Never have so many groups been working on vaccines and treatments for the same disease, says Esther Krofah, executive director of FasterCures, a medical research advocacy division of the Milken Institute. “We have to be cautiously optimistic,” Krofah says. “Clinical trials are notorious for not going well.”

Large trials this summer and fall could provide the first evidence that some of the experimental COVID-19 vaccines are working. AstraZeneca, which is developing an adenoviral vector vaccine designed at the University of Oxford, is recruiting 10,000 people in the UK, 30,000 people in the US, and potentially 2,000 people in Brazil for its Phase III study to determine if the vaccine is effective. If the trial is successful, AstraZeneca says, it could start distributing the vaccine as early as September in the UK and October in the US.

Moderna plans to begin a 30,000-person Phase III study of its messenger RNA (mRNA) vaccine in July. The firm is working with the contract manufacturer Lonza to produce 500 million doses or more per year.

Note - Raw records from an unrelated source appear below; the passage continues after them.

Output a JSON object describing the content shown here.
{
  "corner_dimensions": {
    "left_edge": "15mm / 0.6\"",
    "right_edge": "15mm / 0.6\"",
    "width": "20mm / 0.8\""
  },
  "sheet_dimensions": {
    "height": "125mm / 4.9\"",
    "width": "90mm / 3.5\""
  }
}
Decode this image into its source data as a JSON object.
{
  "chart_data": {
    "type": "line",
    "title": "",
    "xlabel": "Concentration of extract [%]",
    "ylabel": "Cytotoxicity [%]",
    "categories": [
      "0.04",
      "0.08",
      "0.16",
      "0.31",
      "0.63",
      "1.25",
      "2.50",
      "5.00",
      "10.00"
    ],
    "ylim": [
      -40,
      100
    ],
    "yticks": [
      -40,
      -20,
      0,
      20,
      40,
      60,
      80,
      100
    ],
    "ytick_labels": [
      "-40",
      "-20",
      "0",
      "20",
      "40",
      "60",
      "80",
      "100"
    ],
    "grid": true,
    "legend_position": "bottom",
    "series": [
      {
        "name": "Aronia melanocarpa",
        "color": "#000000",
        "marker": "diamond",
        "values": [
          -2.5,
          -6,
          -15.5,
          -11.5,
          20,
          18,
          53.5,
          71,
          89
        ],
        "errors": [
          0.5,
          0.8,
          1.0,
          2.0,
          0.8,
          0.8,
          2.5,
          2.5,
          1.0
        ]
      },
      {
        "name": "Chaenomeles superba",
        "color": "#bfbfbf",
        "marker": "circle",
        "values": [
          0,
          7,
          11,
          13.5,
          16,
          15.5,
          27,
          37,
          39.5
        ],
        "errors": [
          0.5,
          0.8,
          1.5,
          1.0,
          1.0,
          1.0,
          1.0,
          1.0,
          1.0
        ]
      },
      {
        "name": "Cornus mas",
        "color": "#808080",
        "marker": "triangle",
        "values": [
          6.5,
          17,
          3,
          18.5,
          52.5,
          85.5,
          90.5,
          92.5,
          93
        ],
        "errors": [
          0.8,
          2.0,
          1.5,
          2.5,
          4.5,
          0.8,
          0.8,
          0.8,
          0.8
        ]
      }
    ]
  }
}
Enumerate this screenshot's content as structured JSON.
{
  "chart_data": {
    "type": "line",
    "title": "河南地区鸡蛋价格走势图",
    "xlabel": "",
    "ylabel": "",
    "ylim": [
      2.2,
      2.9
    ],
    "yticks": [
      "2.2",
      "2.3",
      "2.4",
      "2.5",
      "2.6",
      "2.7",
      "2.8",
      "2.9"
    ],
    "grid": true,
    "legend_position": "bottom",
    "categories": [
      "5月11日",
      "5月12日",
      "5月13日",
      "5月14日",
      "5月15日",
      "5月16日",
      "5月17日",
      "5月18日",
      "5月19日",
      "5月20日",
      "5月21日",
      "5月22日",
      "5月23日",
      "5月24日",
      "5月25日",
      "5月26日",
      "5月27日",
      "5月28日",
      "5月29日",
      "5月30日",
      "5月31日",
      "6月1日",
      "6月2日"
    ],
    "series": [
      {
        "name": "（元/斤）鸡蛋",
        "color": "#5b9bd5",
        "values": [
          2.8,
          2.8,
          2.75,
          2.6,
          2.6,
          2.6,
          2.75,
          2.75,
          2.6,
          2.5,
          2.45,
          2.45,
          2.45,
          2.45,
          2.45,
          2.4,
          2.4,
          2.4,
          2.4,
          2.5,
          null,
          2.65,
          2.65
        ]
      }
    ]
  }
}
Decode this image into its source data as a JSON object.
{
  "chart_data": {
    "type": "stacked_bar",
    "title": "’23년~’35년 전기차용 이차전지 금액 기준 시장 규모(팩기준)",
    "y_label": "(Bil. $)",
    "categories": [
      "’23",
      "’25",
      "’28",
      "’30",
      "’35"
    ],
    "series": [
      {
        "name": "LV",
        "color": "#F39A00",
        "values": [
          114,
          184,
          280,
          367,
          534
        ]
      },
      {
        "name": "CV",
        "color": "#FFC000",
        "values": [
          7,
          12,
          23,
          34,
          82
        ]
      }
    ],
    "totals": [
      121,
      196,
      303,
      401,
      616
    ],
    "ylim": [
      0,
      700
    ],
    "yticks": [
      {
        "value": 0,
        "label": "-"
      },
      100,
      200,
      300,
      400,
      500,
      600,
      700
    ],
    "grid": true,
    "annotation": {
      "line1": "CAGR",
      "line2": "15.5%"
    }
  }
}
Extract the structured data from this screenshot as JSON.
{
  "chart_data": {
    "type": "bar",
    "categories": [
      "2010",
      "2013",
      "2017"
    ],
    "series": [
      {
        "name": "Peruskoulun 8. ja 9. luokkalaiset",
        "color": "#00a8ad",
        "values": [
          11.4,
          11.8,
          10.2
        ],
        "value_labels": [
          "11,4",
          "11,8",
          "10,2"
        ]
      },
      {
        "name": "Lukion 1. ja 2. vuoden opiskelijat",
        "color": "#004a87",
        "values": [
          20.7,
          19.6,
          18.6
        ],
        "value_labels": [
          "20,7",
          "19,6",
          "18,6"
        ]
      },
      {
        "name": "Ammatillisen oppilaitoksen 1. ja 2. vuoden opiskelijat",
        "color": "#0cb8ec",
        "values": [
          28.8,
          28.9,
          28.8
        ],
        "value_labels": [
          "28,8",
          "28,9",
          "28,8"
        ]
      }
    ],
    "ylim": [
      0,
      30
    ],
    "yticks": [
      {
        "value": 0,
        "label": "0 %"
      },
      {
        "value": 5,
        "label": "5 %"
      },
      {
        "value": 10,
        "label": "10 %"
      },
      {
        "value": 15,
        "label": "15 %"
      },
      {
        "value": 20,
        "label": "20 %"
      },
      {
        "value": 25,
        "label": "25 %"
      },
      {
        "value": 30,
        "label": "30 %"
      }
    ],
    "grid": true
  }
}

And J&J, which like AstraZeneca is developing an adenoviral vector vaccine, says it will begin its first clinical trial in the second half of July—two months earlier than anticipated. The trial will test the vaccine in 1,045 healthy volunteers in the US and Belgium. J&J is also trying to move faster on planning for its larger trials.

The Chinese companies Sinovac and China National Pharmaceutical Group—also known as Sinopharm—are prepping for Phase III studies of their vaccines outside China. Both firms are developing vaccines made from chemically inactivated SARS-CoV-2. They say people receiving their vaccines in Phase II studies developed neutralizing antibodies to the virus, but the data have not been published.

Krofah says monoclonal antibodies could “be a bridge to a vaccine” before vaccines are widely available.

Lilly was the first company to begin clinical trials of monoclonal antibodies, discovered by the Canadian company AbCellera Biologics and the Chinese firm Shanghai Junshi Biosciences. It took only about 90 days from the start of AbCellera’s discovery program to the first injection of the antibody in a clinical trial.

“Typically, that process could take between 1 1/2 to 2 years minimum, so doing it in 3 months is extraordinary,” says Janice Reichert, executive director of The Antibody Society, a trade organization.

Others are also moving fast. Regeneron has begun two clinical trials of an experimental therapy that includes two monoclonal antibodies that target SARS-CoV-2. Tychan says it has begun clinical trials of its antibody in China.

By Reichert’s estimation, there could be upward of 20 SARS-CoV-2 antibody programs in clinical studies by the end of the year, and it should not take long to determine if these drugs are effective. Lilly says it could have data by the end of the summer. “The readout is pretty quick with COVID-19,” Reichert says. “You either get better or you don’t.”

If the clinical trials are successful, vaccine and antibody developers alike have suggested that their products could be available to certain groups through the US Food and Drug Administration’s emergency use authorization (EUA), rather than a formal approval. The FDA announced an EUA for the antiviral drug remdesivir in May, three weeks before data from clinical trials were published.

Vaccines for COVID-19 are likely to first be available through EUA, Krofah says, and she stresses the need for companies to publish data quickly in such a situation. “It is very important that all of the safety and efficacy data is shared and available publicly so that the public has confidence that this is not being hurried,” she says.